The light has faded many things around her as much as inside her, she feels. Fortunate, perhaps, that the photographs do not fade as quickly as the memories do, the increasingly sepia tone of the black-and-white glossies holding time as it once was, when it was at its happiest and on her side. She rubs at her ring finger, touching sterling silver but not feeling its presence so much as a void. Absent thoughts of a husband now absent before his time (and before hers) bring the wayward hand back to its place over her face. It becomes as difficult to remember him as to realize she's forgetting him more and more each day as the sun fades this too into mere background noise.

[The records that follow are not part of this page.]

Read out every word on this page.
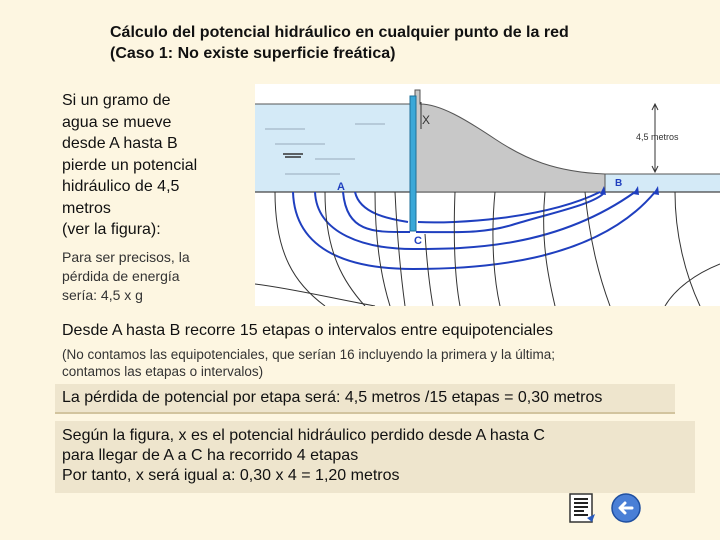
Cálculo del potencial hidráulico en cualquier punto de la red
(Caso 1: No existe superficie freática)
Si un gramo de
agua se mueve
desde A hasta B
pierde un potencial
hidráulico de 4,5
metros
(ver la figura):
Para ser precisos, la
pérdida de energía
sería: 4,5 x g
X
A	B
C
4,5 metros
Desde A hasta B recorre 15 etapas o intervalos entre equipotenciales
(No contamos las equipotenciales, que serían 16 incluyendo la primera y la última;
contamos las etapas o intervalos)
La pérdida de potencial por etapa será: 4,5 metros /15 etapas = 0,30 metros
Según la figura, x es el potencial hidráulico perdido desde A hasta C
para llegar de A a C ha recorrido 4 etapas
Por tanto, x será igual a: 0,30 x 4 = 1,20 metros
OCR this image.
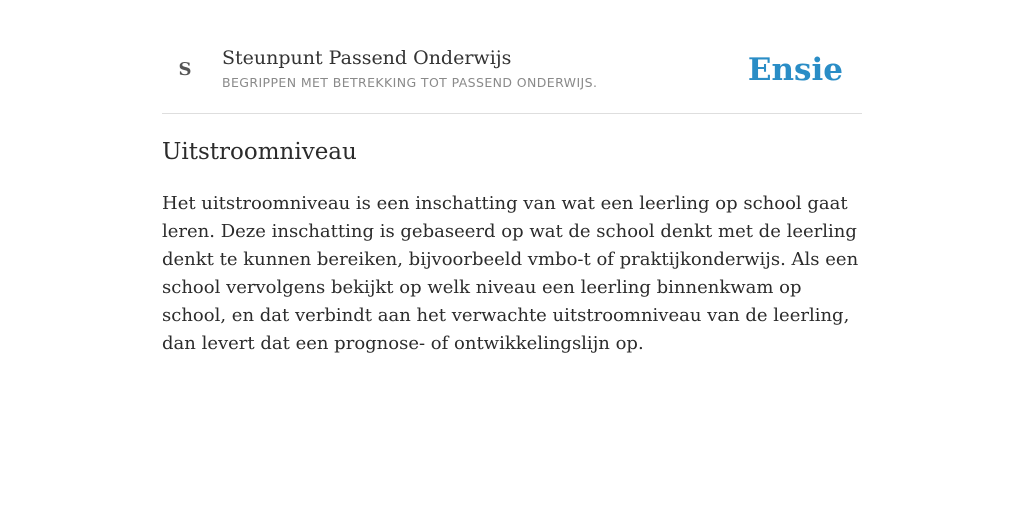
S
Steunpunt Passend Onderwijs
BEGRIPPEN MET BETREKKING TOT PASSEND ONDERWIJS.	Ensie
Uitstroomniveau

Het uitstroomniveau is een inschatting van wat een leerling op school gaat leren. Deze inschatting is gebaseerd op wat de school denkt met de leerling denkt te kunnen bereiken, bijvoorbeeld vmbo-t of praktijkonderwijs. Als een school vervolgens bekijkt op welk niveau een leerling binnenkwam op school, en dat verbindt aan het verwachte uitstroomniveau van de leerling, dan levert dat een prognose- of ontwikkelingslijn op.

Here there's background noise enough-- the scuttles and ruminations of undersexed and underappreciated widows who comprise the home's backgammon clique. Even if she cared to remember their names, she can't bring herself to remember more than the long-ago past that evanesces into the fade with disconcerting haste. Visitations from dwindling relatives offer brief warmth, though it seems too much a sort of mutual humoring, smiles and handshakes held up to still their fear of sharing her fate. So she sits, sleeping and thinking of that end sometimes longed for. Or at the least, a dream that will linger upon waking.